Malkouth(en), « couronne, royaume, achèvement, accomplissement », représente la réalité physique de l'Univers, du système solaire et de la planète Terre, habitat des Hommes. Malkouth matérialise le processus imaginatif de création : il correspond à ce qui est purement matériel et objectif dans ce que l'on expérimente, l'étape finale du « verbe qui se fait chair ». C'est ici que la création devient objective, tangible et permanente. La caractéristique du monde matériel est de résister au changement, d'être permanent et d'exister indépendamment d'un observateur. La création franchit alors le dernier voile, celui de l'initiation, et peut se matérialiser.
Dans la vie humaine
Les dix séphiroth correspondent ainsi à dix étapes qui composent tout processus de création consciente par l'être humain. La description par les dix séphiroth peut s'appliquer à n'importe quel processus de création : se connaître soi-même et se développer, réaliser un dessin ou un objet, faire une promenade, concevoir un engin… C'est un exercice demandé aux kabbalistes débutants que d'analyser une activité quelconque en s'appuyant sur les étapes séphirothiques[1],[2].
Selon la Kabbale, chacun a en lui un pourcentage de chaque sephira. Il y a des sephiroth qui s'annulent mutuellement comme le Chokmah et la Binah et d'autres qui se potentialisent réciproquement comme le Guebourah et le Kether. Ces principes sont le fondement même de la psychologie et de la condition humaine.
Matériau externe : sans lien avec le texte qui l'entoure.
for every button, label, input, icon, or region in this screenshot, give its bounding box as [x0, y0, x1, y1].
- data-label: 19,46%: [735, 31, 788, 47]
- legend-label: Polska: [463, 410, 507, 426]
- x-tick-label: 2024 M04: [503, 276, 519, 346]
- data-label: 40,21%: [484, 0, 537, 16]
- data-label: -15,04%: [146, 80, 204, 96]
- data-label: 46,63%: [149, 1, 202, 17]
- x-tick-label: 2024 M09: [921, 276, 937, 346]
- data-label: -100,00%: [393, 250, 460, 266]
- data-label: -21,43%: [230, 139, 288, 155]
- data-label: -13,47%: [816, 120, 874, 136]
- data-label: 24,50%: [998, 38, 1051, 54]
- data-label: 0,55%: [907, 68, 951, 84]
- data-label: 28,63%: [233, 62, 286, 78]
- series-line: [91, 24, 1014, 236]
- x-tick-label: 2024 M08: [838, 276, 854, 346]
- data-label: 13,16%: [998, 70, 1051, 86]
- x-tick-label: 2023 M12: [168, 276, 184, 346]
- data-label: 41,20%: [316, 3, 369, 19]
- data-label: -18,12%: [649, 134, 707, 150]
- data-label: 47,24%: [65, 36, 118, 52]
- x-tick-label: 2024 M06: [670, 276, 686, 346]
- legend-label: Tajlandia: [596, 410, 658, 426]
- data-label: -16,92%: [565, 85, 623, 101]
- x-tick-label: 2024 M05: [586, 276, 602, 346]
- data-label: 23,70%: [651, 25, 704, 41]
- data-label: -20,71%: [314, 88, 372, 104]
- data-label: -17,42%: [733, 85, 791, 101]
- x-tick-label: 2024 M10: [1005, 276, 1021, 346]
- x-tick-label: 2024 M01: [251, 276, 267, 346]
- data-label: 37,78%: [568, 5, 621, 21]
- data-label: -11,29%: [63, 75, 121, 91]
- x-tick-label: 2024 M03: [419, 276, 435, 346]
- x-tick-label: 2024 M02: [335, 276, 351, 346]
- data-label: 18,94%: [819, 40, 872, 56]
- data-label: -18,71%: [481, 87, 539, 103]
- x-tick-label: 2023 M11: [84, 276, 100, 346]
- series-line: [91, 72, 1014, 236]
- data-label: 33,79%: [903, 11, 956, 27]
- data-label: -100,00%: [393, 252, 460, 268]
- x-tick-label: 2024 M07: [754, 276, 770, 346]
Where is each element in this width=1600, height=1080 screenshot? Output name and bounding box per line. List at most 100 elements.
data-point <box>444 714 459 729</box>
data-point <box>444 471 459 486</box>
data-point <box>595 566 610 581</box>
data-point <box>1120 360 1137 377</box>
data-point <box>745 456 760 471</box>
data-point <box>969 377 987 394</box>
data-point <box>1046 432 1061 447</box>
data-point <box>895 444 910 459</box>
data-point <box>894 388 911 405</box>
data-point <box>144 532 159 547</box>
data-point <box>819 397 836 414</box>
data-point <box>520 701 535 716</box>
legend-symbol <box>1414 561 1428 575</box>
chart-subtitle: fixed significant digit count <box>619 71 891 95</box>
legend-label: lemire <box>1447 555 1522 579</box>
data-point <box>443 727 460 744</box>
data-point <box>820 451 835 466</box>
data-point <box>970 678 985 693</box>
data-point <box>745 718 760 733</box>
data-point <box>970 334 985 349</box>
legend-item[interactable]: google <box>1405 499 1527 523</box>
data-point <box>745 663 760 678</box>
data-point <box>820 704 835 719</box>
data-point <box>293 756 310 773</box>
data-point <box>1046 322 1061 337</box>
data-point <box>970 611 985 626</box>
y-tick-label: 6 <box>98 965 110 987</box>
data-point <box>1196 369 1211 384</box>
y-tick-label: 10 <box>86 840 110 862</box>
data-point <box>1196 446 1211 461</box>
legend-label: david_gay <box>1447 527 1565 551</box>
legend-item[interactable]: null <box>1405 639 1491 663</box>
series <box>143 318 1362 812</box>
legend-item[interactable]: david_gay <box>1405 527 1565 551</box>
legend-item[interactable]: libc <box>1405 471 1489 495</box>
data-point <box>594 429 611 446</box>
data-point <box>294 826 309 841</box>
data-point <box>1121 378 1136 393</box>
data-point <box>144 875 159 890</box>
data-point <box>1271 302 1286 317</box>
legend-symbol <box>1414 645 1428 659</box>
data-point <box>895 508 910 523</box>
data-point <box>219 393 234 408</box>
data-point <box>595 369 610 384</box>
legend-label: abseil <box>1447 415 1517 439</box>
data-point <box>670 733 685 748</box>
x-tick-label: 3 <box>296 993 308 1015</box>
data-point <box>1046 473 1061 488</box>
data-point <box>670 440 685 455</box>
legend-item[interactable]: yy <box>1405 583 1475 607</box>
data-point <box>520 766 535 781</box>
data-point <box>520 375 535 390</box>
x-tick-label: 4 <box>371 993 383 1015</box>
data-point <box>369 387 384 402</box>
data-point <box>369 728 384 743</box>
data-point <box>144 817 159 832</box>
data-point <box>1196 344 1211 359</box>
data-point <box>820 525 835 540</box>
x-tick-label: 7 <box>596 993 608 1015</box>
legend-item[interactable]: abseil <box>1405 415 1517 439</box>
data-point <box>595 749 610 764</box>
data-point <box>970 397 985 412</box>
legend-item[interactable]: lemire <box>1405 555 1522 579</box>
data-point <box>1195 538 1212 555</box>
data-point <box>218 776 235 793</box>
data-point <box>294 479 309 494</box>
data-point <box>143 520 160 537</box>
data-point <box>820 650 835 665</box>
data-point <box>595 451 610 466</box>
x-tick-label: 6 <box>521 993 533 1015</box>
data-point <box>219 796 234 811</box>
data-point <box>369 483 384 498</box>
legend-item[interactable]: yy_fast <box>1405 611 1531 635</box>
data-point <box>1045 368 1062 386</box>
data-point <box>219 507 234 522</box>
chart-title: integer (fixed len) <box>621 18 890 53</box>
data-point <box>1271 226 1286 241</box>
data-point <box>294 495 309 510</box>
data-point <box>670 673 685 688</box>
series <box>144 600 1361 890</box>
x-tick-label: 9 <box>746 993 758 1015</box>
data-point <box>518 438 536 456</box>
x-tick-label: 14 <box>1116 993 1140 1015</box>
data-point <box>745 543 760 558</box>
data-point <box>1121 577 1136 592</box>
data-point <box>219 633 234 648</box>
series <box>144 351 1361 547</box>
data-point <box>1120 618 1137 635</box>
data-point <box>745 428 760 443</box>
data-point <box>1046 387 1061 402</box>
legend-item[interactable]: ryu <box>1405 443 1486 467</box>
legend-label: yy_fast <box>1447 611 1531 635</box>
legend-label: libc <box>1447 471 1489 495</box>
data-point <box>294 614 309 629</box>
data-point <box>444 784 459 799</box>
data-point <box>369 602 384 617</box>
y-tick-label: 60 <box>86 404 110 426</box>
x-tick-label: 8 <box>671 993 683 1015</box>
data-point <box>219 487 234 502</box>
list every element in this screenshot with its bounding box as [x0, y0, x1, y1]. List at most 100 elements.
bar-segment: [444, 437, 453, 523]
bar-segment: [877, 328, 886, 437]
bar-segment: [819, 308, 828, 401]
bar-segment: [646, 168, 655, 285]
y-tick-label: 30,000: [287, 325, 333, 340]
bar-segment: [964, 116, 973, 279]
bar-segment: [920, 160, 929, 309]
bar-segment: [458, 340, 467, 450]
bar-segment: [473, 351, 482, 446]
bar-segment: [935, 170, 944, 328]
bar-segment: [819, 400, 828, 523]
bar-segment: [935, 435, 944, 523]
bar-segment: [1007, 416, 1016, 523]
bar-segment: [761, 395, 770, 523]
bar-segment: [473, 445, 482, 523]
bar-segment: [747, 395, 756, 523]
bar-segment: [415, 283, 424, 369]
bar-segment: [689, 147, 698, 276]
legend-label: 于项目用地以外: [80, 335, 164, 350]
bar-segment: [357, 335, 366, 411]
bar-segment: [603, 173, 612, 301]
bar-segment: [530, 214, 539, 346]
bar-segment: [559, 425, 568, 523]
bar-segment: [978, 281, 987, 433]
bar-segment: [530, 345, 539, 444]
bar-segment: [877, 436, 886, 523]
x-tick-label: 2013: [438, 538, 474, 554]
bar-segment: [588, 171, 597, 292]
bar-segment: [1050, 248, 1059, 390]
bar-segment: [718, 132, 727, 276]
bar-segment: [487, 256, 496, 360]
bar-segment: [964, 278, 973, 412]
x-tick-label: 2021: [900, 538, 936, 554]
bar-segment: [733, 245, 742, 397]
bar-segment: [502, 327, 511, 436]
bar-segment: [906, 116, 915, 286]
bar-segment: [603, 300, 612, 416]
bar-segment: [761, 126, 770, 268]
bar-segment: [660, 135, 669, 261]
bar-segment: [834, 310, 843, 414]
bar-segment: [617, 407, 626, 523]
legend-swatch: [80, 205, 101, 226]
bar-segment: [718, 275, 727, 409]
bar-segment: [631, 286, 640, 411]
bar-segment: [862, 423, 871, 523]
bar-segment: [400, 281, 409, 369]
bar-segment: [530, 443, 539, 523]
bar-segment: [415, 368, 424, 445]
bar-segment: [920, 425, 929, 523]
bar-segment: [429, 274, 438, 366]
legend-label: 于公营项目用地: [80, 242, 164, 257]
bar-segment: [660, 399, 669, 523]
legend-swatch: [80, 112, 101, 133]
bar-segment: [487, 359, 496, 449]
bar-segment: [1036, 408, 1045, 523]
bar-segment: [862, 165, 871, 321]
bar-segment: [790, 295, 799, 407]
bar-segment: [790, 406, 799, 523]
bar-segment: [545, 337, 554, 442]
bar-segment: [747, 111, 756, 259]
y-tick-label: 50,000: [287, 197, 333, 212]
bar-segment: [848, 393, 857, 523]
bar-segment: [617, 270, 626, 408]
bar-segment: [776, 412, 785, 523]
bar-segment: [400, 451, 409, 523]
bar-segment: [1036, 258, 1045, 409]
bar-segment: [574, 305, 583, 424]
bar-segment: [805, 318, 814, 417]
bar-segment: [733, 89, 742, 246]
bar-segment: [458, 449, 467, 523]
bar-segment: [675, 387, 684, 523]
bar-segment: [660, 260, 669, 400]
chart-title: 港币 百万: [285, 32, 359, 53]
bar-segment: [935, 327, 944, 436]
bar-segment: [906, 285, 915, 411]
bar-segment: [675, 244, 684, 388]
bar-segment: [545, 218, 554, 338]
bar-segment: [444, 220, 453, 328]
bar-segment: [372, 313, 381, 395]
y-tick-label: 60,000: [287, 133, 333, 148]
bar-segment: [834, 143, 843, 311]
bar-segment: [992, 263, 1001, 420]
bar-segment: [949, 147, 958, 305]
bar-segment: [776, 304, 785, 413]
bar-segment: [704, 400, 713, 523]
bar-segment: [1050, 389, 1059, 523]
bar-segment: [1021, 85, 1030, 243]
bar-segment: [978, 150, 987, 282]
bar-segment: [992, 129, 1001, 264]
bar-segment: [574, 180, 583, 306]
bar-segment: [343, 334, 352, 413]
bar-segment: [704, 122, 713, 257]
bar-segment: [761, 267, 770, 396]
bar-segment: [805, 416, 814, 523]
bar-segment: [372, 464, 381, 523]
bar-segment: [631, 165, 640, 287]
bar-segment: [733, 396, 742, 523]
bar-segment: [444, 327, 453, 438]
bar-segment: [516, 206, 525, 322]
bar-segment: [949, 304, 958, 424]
La bande dessinée Promethea, d'Alan Moore et J.H. Williams III, est une introduction à l'arbre des Sephiroth publiée aux éditions Semic (tomes 1, 2 et 3), puis Panini Comics (tomes 4 et 5).
Le jeu de cartes à jouer et à collectionner Yu-Gi-Oh a adapté les Sephiroth en les renommant « Zefra », et en les mettant en opposition avec les « Qliphorts » (Qliphots). Le même jeu de cartes s'est également inspiré des Sephiroth et de l'Arbre de Vie pour créer les monstres « seigneurs du temps » (en japonais, Jikaishin, « dieux machines du temps » dont le plus puissant s'appelle « Sephylon »).
Le roman "Le Jour J du jugement" de Graham Masterton (Presses Pocket, 1989), où le Séphiroth Hod est l'un des principaux protagonistes.
Dans le jeu vidéo The Witcher, le joueur est amené à récolter les dix sephiroth lors de la quête principale.
Dans le jeu vidéo Tales of the Abyss, les Sephiroth sont les arbres qui maintiennent le monde en surface, pour éviter qu'il ne s'effondre.
Les Sephiroth sont un ensemble d'IAs dans le jeu vidéo Lobotomy Corporation, au nombre de 10 : Malkuth, Yesod, Hod, Netzach, Tiphereth, Gebura, Chesed, Binah, Hokma, Angela. Ils sont tous basés sur un membre majeur ou un fondateur de la corporation, excepté Binah qui est basé sur un Arbitre ayant pris le laboratoire d'assaut et causé la mort de celle qui deviendra Gebura.
Dans le « light novel » Date A Live, les Esprits, êtres venant d'autre monde et ayant des pouvoirs incommensurables, sont inspirés par les Sephiroth, autant dans la personnalité de certains que dans leurs capacités magiques et dans le nom de ces capacités.
Dans le manga Fullmetal Alchemist, le Kabbale est présent sur la porte de la vérité qui représente à la personne sa capacité à faire de l'alchimie.